Three cultures and two continents meet when internationally acclaimed Scottish saxophonist Brian Molley’s quartet are joined by a special guest from India at the Jazz Bar in Edinburgh on 19 and 20 August..

Percussionist and film soundtrack composer-musician Krishna Kishor will be flying in from Chennai to continue a relationship that began in 2017 and has already resulted in the album Intercontinental, which was released in June and has been receiving five-star reviews.

Kishor first worked with Molley’s group when they were touring India five years ago and they wound up playing a headline concert together for Madras Jazz Festival as part of the British Council’s UK/India season. 

“It was very much a meeting of similar musical minds,” says Molley, whose music has influences from the Scottish tradition in addition to its jazz credentials. “It was also the start of an innovative and productive collaboration despite Krishna and the four of us living on opposite sides of the planet.”
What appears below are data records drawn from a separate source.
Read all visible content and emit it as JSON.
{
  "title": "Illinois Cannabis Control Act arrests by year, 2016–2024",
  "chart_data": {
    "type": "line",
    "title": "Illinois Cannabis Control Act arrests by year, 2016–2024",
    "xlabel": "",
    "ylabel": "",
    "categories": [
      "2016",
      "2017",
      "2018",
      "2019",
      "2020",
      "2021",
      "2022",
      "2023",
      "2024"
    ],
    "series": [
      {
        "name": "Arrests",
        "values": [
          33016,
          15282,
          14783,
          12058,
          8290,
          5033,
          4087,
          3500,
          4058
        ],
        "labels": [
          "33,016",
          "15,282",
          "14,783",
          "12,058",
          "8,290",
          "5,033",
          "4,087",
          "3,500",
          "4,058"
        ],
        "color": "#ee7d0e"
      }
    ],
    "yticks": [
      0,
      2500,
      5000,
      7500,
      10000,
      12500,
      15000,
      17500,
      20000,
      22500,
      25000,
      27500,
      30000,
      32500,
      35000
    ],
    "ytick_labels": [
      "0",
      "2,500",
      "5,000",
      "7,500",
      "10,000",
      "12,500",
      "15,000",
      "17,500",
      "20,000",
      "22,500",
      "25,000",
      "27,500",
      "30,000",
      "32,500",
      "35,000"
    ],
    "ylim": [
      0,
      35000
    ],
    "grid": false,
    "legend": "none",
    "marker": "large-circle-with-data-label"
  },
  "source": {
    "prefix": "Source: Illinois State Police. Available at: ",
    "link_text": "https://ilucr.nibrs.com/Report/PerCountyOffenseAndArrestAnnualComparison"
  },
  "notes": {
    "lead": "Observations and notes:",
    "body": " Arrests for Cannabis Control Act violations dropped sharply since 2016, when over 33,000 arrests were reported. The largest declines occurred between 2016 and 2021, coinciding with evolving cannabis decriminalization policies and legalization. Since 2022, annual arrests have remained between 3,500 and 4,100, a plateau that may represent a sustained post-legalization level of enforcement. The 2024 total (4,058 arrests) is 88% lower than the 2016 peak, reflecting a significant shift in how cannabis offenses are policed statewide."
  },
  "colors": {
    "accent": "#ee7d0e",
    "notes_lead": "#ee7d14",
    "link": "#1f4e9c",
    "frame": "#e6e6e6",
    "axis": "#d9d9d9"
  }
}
Molley’s quartet has returned to India to perform again with Kishor on two more tours and Intercontinental was recorded by linking online between Glasgow and Chennai during 2021. 

Brian Molley

Glasgow-based Molley, a former Jazzwise magazine One to Watch, formed his quartet in 2012. The group features some of the finest musicians from the UK’s jazz and world music scenes, with pianist Tom Gibbs, double bassist Brodie Jarvie and drummer Stuart Brown joining Molley. 

Their enthusiastically received debut album, Clock was released in 2013 and was described by BBC Radio 3 as ‘a well-crafted and classy debut’ and by London Jazz News as ‘a minor masterpiece…strikingly good.’ Colour and Movement, their follow-up from 2017, was greeted with similar praise. All About Jazz said, ‘Molley’s tone is gorgeous, he never wastes a note’ and The Scotsman described Molley’s tenor saxophone as singing ‘beautifully, sultry and lyrical.’ 
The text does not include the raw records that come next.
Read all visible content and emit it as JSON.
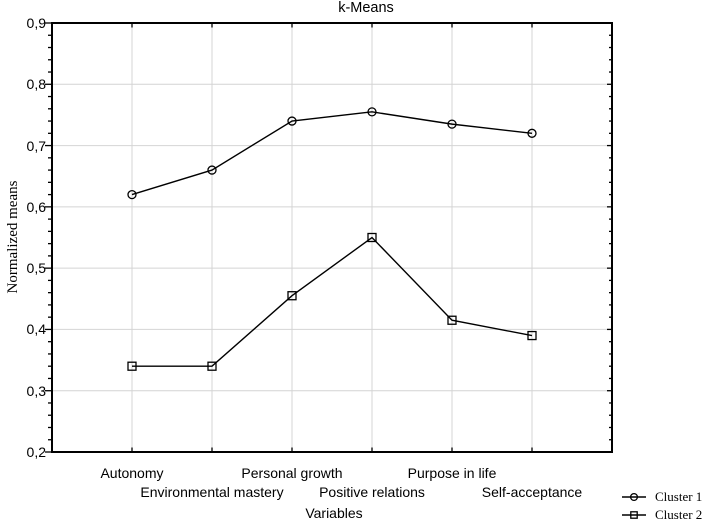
{
  "chart_data": {
    "type": "line",
    "title": "k-Means",
    "xlabel": "Variables",
    "ylabel": "Normalized means",
    "categories": [
      "Autonomy",
      "Environmental mastery",
      "Personal growth",
      "Positive relations",
      "Purpose in life",
      "Self-acceptance"
    ],
    "series": [
      {
        "name": "Cluster 1",
        "marker": "circle",
        "values": [
          0.62,
          0.66,
          0.74,
          0.755,
          0.735,
          0.72
        ]
      },
      {
        "name": "Cluster 2",
        "marker": "square",
        "values": [
          0.34,
          0.34,
          0.455,
          0.55,
          0.415,
          0.39
        ]
      }
    ],
    "ylim": [
      0.2,
      0.9
    ],
    "ytick_step": 0.1,
    "minor_tick_step": 0.02,
    "ytick_labels": [
      "0,2",
      "0,3",
      "0,4",
      "0,5",
      "0,6",
      "0,7",
      "0,8",
      "0,9"
    ],
    "grid": true,
    "legend_position": "bottom-right",
    "colors": {
      "line": "#000000",
      "grid": "#d4d4d4",
      "background": "#ffffff",
      "text": "#000000"
    }
  }
}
The quartet represented the cream of UK jazz at Rochester International Jazz Festival, New York as part of the Made in the UK series in 2015. On the same trip they played well-received club dates in New York City, drawing enthusiastic responses at Silvana in Harlem and WhyNotJazzRoom in Greenwich Village. 

Their numerous national and international tours include appearances at Glasgow, Edinburgh and Manchester jazz festivals, a live session for BBC Radio 3’s Jazz Line-Up in 2017 and several trips to tour, collaborate and record in India. The quartet’s first collaboration with Rajasthan’s Asin Langa Ensemble included a nationwide tour of India as well as a reciprocal arrangement that brought the renowned Indian folk musicians to the UK to tour for the first time in 2018. A resulting track, Journeys in Hand, composed by Molley, was selected for Songlines Magazine’s June 2018 covermount CD.
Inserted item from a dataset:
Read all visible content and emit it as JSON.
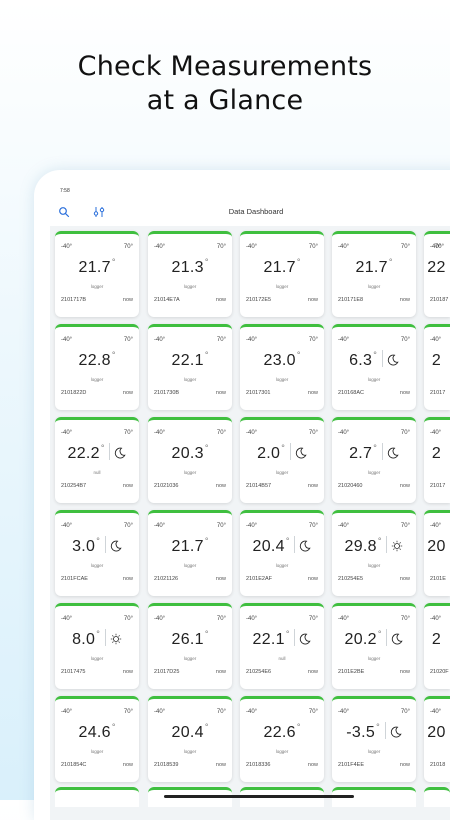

Krishna Kishor, who will also appear with Molley’s group in Glasgow on August 18th and in Dunoon on August 21st, is internationally regarded as a specialist in the traditions, practices and instrumentation of music from his home state of Tamil Nadu in South India. He has performed extensively in the US and Europe as well as in India. His CV includes contributing percussion to the soundtracks of over 100 Bollywood films and he composed the score to Annabelle Sethupathi, the 2021 Indian Tamil language comedy thriller.

“Krishna is an amazing musician,” says Molley. “He always knows instinctively what colours and rhythms to add to the music and working with him is really inspiring. We’re really happy with the way Intercontinental turned out, considering the unconventional recording process, and we can’t wait to welcome Krishna to Scotland to play these concerts.”